Khouloud Sukkarieh partage une photo de l'état civil de son fils, Ghadi. La mention religion est vide

Cette seconde étape du combat du couple contre le système confessionnel qui régit le Liban, une "guerre contre un système en décomposition" comme l'a dit Nidal dans un entretien au quotidien L'Orient Le Jour, a été plus aisée que la première, leur mariage.

L'union civile a en effet permis de poser les bases juridiques de l’enregistrement de leur fils sans mention d’appartenance religieuse. "Autant l’enregistrement de notre mariage s'était révélé être un long parcours semé d’embûches, autant l’enregistrement de notre fils a été facile et rapide. Les fonctionnaires savent désormais que tout ce que nous faisons est légal", dit Nidal.

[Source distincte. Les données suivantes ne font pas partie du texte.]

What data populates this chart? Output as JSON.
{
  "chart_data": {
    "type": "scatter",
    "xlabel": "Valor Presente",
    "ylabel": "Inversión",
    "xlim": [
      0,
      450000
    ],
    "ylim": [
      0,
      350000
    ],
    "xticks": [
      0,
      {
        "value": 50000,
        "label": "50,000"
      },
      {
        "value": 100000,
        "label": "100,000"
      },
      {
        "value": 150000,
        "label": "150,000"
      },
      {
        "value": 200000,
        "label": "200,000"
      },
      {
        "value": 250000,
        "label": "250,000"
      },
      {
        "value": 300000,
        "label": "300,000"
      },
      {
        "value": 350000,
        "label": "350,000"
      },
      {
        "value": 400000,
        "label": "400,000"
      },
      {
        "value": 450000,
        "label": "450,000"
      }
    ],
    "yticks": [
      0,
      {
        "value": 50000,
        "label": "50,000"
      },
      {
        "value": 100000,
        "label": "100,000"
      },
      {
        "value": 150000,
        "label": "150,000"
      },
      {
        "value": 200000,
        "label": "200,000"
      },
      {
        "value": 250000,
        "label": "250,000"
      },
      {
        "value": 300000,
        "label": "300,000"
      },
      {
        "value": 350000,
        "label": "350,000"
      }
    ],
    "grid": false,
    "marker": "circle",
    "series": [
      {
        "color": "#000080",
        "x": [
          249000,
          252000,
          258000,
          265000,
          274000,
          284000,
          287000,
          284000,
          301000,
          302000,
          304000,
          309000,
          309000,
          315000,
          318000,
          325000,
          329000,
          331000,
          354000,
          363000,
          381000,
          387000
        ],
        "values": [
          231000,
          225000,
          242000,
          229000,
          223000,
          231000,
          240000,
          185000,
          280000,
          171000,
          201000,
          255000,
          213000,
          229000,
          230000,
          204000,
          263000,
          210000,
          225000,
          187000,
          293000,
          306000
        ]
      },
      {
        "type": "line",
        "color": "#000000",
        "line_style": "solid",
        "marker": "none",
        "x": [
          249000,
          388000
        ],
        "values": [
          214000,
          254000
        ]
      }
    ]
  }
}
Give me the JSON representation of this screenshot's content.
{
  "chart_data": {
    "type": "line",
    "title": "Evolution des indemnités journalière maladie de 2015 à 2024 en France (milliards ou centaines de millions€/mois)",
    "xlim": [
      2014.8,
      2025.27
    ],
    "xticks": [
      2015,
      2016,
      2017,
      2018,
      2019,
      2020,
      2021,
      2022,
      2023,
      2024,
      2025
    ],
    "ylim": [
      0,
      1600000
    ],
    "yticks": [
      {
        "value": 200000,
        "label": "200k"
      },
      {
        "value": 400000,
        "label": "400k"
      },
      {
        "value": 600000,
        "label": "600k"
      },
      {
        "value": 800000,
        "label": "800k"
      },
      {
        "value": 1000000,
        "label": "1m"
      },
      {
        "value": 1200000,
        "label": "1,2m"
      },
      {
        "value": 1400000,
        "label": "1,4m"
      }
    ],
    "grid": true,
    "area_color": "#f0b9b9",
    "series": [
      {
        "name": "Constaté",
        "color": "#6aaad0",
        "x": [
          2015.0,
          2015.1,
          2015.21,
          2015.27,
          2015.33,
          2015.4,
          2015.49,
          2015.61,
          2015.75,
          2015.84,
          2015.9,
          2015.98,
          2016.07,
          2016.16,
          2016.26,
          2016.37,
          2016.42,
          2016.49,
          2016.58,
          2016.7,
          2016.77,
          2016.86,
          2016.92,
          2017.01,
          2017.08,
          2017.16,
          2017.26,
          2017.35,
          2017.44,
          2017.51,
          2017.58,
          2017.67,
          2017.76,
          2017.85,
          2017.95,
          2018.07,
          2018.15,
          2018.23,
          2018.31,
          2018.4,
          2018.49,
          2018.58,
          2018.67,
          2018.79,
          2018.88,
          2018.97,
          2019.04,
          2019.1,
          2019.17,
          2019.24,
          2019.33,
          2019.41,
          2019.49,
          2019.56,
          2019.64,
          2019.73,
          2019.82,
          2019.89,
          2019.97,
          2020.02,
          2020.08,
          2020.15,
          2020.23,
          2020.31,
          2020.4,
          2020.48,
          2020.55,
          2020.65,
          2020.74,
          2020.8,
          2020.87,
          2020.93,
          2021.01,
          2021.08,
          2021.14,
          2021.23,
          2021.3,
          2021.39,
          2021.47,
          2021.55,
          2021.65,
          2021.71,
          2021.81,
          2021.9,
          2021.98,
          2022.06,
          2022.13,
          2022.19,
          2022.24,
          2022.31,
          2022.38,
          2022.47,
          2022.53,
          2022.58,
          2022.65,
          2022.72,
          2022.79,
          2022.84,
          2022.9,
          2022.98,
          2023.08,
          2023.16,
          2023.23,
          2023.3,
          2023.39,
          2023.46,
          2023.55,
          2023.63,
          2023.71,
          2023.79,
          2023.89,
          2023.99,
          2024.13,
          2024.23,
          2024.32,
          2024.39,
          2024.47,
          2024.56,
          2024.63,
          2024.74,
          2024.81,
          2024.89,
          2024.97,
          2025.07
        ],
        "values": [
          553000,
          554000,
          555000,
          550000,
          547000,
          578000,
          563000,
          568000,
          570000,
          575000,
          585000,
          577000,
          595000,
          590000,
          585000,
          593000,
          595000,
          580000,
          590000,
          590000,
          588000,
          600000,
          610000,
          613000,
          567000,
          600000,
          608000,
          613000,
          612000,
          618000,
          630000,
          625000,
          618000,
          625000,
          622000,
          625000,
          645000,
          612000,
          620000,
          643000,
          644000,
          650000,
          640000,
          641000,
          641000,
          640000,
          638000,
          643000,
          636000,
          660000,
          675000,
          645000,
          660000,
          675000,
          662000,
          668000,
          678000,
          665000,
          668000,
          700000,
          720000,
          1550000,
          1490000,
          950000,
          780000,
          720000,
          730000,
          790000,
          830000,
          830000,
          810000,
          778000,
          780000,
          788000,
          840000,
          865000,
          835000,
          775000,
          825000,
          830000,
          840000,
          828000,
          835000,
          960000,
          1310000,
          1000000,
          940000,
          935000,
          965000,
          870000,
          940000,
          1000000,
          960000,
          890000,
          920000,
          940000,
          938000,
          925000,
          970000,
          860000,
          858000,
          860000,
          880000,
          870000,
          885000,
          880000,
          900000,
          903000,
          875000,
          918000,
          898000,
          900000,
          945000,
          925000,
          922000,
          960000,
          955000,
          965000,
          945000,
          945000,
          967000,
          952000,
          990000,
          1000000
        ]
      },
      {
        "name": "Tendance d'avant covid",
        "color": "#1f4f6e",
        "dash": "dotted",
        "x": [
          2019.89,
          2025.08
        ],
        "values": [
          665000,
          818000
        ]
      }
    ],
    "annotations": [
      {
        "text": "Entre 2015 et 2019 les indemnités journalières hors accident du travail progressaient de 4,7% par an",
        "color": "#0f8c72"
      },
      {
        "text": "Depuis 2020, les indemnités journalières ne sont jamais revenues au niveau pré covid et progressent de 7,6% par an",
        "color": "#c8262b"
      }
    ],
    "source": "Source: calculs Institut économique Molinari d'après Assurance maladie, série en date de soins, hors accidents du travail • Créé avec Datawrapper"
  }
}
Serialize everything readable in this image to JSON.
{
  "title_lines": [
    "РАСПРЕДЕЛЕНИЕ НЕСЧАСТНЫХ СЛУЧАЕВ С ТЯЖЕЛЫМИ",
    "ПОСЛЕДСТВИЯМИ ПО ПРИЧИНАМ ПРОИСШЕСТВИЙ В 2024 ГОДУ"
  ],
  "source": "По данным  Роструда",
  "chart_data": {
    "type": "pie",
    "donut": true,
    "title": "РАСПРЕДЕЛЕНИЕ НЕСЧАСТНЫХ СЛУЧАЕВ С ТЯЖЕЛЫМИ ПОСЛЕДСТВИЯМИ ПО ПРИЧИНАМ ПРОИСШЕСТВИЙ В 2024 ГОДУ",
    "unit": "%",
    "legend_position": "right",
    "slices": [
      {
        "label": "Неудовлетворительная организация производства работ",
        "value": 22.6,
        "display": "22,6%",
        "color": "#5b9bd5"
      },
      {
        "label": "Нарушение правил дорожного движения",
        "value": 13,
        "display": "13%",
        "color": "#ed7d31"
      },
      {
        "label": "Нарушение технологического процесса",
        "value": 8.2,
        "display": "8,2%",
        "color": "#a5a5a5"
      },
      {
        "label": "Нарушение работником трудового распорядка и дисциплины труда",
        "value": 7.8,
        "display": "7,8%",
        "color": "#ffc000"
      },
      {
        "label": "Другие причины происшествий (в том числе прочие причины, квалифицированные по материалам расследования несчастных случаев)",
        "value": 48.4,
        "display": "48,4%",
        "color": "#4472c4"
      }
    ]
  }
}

Malgré les difficultés, le jeune couple peut compter sur plusieurs soutiens, dont celui du président de la République Michel Sleiman, qui a publiquement soutenu le mariage civil et s'est réjoui sur Twitter de la naissance de Ghadi.

Tweet du président Sleiman à Nidal et Khouloud

La tâche n’a pourtant pas été simple pour le jeune couple libanais, tant les résistances à toute réforme du modèle confessionnel du Liban sont fortes.

"Nous avons été combattus par les hommes de religion qui nous ont blâmés et exercé sur nous des pressions considérables, sans compter les menaces", reconnaît Nidal.

Il reste pour autant convaincu d’avoir mené un combat juste. "A mon avis, tout le peuple libanais est dans l’erreur et le cas de Ghadi est à prendre en exemple".

Le système libanais est un mélange complexe de partage du pouvoir basé sur des quotas communautaires et sur une tradition de "démocratie consensuelle". Depuis l'indépendance en 1943, il garantit un équilibre délicat entre les 18 confessions chrétiennes et musulmanes du pays. Le président doit ainsi être un chrétien maronite, le Premier ministre un sunnite, le président du Parlement un chiite.